Perché le banche centrali non cooperano nuovamente per contrastare la deflazione, come richiede il loro mandato? “«Unite contro la deflazione» sarebbe un motto di sicuro impatto. Se tutte le maggiori banche centrali fissassero i tassi d’interesse al medesimo livello negativo e varassero un quantitative easing su scala globale, adottando programmi di acquisti di dimensioni simili in percentuale del PIL, il loro intervento sarebbe quanto mai efficace e si eliminerebbero quelle asimmetrie nelle politiche monetarie che possono alimentare una guerra valutaria” asserisce Yves Longchamp secondo il quale in questo scenario un rialzo dei tassi da parte della Fed in dicembre sarebbe molto istruttivo, poiché indicherebbe che l’economia statunitense è al di sopra della mischia e che la Fed è indipendente ma poco cooperativa. D’altro canto, fa notare il manager, in assenza di un rialzo dei tassi non sapremmo se la Fed sia pronta a cooperare; si potrebbe però dedurne che non è indipendente, in quanto non sarebbe disposta ad andare in controtendenza rispetto a un allentamento.

Lo studio sui costi della deflazione menzionato in precedenza pone un interrogativo fondamentale: se deflazione non fa rima con depressione e nemmeno con recessione, perché mai bisognerebbe evitarla a tutti i costi? I tassi d’interesse estremamente bassi e l’abbondante liquidità conducono a un’allocazione distorta del capitale. “Questo porta a sua volta all’assunzione di rischi eccessivi, poiché il rischio viene sottovalutato e la ricerca di rendimento diventa un’ossessione, incrinando l’edificio finanziario” puntualizza Yves Longchamp. Se la causa della deflazione è da ricercarsi innanzitutto in uno squilibrio tra l’offerta e la domanda globali di materie prime e prodotti manifatturieri, in un eccesso di offerta sul mercato del lavoro e in una rivoluzione tecnologica di ampia portata che migliora le nostre vite, la politica monetaria è male equipaggiata per combatterla e potenzialmente pericolosa. Benché sia possibile una risposta coordinata alla bassa inflazione, un ampliamento del QE europeo e una potenziale ulteriore riduzione dei tassi d’interesse in territorio negativo sembrano sviluppi più certi.

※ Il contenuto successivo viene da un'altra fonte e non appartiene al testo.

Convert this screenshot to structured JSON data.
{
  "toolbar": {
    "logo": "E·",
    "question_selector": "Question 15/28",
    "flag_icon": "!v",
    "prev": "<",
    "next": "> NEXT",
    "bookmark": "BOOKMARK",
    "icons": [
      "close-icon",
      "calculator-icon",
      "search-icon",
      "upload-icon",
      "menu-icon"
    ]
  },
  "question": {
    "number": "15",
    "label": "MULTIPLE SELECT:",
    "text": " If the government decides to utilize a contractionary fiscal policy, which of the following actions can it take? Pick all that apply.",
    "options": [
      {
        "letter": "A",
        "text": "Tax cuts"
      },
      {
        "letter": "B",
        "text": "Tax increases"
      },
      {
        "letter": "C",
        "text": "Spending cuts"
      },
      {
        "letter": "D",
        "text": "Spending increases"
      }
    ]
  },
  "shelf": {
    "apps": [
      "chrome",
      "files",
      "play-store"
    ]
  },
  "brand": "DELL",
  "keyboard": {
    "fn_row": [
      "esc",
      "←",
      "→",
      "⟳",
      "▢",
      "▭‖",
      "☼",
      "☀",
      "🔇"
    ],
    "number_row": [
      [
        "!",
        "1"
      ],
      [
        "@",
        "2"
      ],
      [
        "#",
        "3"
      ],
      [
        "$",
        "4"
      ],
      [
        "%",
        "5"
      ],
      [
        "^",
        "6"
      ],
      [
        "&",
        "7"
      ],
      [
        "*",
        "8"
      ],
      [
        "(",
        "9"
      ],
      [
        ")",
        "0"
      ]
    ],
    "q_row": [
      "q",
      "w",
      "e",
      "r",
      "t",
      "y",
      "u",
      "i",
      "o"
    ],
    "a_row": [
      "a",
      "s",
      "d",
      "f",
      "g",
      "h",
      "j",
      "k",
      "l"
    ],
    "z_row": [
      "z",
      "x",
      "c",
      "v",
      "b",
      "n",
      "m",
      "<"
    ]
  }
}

“Il 3 dicembre vivremo un altro D-day, dove la «D» sta sia per Draghi sia per disallineamento. Attendiamo con interesse questo evento dal punto di vista finanziario, ma restiamo prudenti. La credibilità delle banche centrali è misurata in base alla loro capacità di ottemperare al proprio mandato ma anche di convincere gli investitori, i consumatori e gli esportatori di avere la situazione sotto controllo” conclude Yves Longchamp che, alla luce di tutte queste considerazioni, resta ottimista sulle obbligazioni su ambo le sponde dell’Atlantico, vede con favore le prospettive di singoli emittenti nel mercato del credito ed è moderatamente fiducioso nei confronti delle azioni. Ciò nonostante, preferisce comunque assumere cautela a fronte della possibilità di ampie correzioni.